I’m having some ~feelings~ about labels. Ever since I discovered, to my surprise and no one else’s, that I was Not Straight, I’ve been looking for the right way to describe that. I don’t think I’ve found it.

“Bisexual” is a heavy term, for me. By that I mean that all the assumptions and connotations and insinuations that make up biphobia have weight. At 31, I still feel uncomfortable saying “I’m bisexual.”

When I first started to understand and basically unsuppress my attraction to women, about six years ago, I figured that I was bisexual. Bi means two and I’m attracted to men and women, the two genders, right? (Please bear in mind this was several years ago).

As time went on I became aware of people around me using ‘pansexual,’ usually to reflect that they were attracted to people foremost, rather than sex or gender itself.
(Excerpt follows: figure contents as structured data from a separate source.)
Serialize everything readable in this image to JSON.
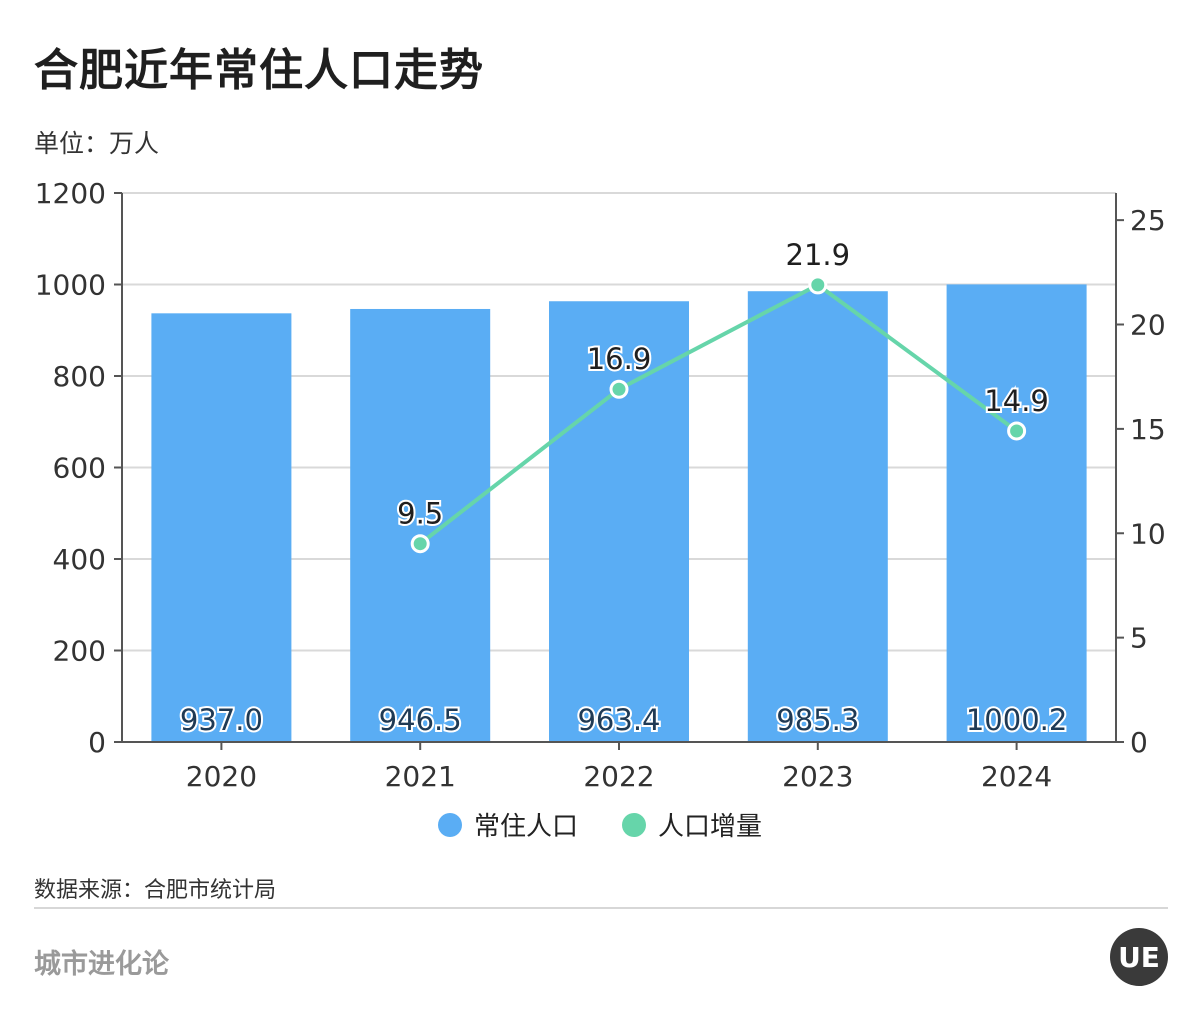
{
  "page": {
    "title": "合肥近年常住人口走势",
    "unit_label": "单位：万人",
    "source": "数据来源：合肥市统计局",
    "brand": "城市进化论",
    "logo_text": "UE"
  },
  "colors": {
    "bar": "#5aadf4",
    "line": "#66d5aa",
    "grid": "#d9d9d9",
    "axis": "#555555"
  },
  "chart_data": {
    "type": "bar",
    "categories": [
      "2020",
      "2021",
      "2022",
      "2023",
      "2024"
    ],
    "series": [
      {
        "name": "常住人口",
        "type": "bar",
        "axis": "left",
        "values": [
          937.0,
          946.5,
          963.4,
          985.3,
          1000.2
        ],
        "labels": [
          "937.0",
          "946.5",
          "963.4",
          "985.3",
          "1000.2"
        ]
      },
      {
        "name": "人口增量",
        "type": "line",
        "axis": "right",
        "values": [
          null,
          9.5,
          16.9,
          21.9,
          14.9
        ],
        "labels": [
          "",
          "9.5",
          "16.9",
          "21.9",
          "14.9"
        ]
      }
    ],
    "left_axis": {
      "range": [
        0,
        1200
      ],
      "ticks": [
        0,
        200,
        400,
        600,
        800,
        1000,
        1200
      ],
      "tick_labels": [
        "0",
        "200",
        "400",
        "600",
        "800",
        "1000",
        "1200"
      ]
    },
    "right_axis": {
      "range": [
        0,
        26.3
      ],
      "ticks": [
        0,
        5,
        10,
        15,
        20,
        25
      ],
      "tick_labels": [
        "0",
        "5",
        "10",
        "15",
        "20",
        "25"
      ]
    },
    "grid": true,
    "legend_position": "bottom-center"
  }
}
I know there’s a few different definitions of pan, but that was what I heard.

As I educated myself and learned about gender as a spectrum, transgender people, and nonbinary people, I became more and more distant from “bisexual.”

I’m a words girl. Bi, for me, means two. I know that a lot of people will disagree with me on this, which is why I’m stressing that this is about my interpretation and what’s right for me. I am absolutely not trying to speak for anyone else.

I’m very aware that a lot of people have pointed out that the Bisexuality Manifesto from the 90s specifically says attraction to the the same or more genders. So I know some people will disagree with me here.

We are tired of being analyzed, defined and represented by people other than ourselves, or worse yet, not considered at all. We are frustrated by the imposed isolation and invisibility that comes from being told or expected to choose either a homosexual or heterosexual identity.

Monosexuality is a heterosexist dictate used to oppress homosexuals and to negate the validity of bisexuality.

Bisexuality is a whole, fluid identity. Do not assume that bisexuality is binary or duogamous in nature: that we have “two” sides or that we must be involved simultaneously with both genders to be fulfilled human beings. In fact, don’t assume that there are only two genders. Do not mistake our fluidity for confusion, irresponsibility, or an inability to commit. Do not equate promiscuity, infidelity, or unsafe sexual behavior with bisexuality. Those are human traits that cross all sexual orientations. Nothing should be assumed about anyone’s sexuality, including your own.

– Bisexuality Manifesto, 1990

I hear this. I also feel that, for me, saying I’m bisexual feels like saying I like men and women, not reflecting that I’m attracted to people everywhere on the gender spectrum.

I’ve internalised a lot of the stereotypes that make up biphobia, as stated above. When I say I’m bisexual, I feel like what people hear is that I want to have indiscriminate sex with everyone. Or that I’m claiming it for attention, or it’s just a phase, even though I am 31 and feel I should be given credit for knowing my own mind. In fact, age is irrelevant. Anyone saying they are bisexual shouldn’t have to deal with any of those assumptions.

I also don’t feel quite right calling myself gay. I think people would presume I mean I’m a lesbian. Again, I know some people have said that gay can cover all non-heterosexual attractions, but it’s not right for me. Neither is queer, partly because it’s been used as a slur, and even though there’s been a big movement to reclaim it, it just doesn’t sit right with me personally.

So where does that leave me? There’s no single word to explain what I am. And maybe that’s ok. Not everything needs a label. It’s just in my nature to try and categorise, and it’s especially in my nature to try and find the right word. But maybe I have to accept that, in this case, at this particular time, there isn’t one.

The best I can do is “Not straight.” I feel comfortable with that. It doesn’t seem to require me to behave in any particular way, and it doesn’t necessarily invoke any particular assumptions about me or the life I live. I also just find it kinda funny. It makes me laugh to say I’m not straight. I can’t really put my finger on why. But it feels like a good thing to say.

So I’d say that’s just fine for now.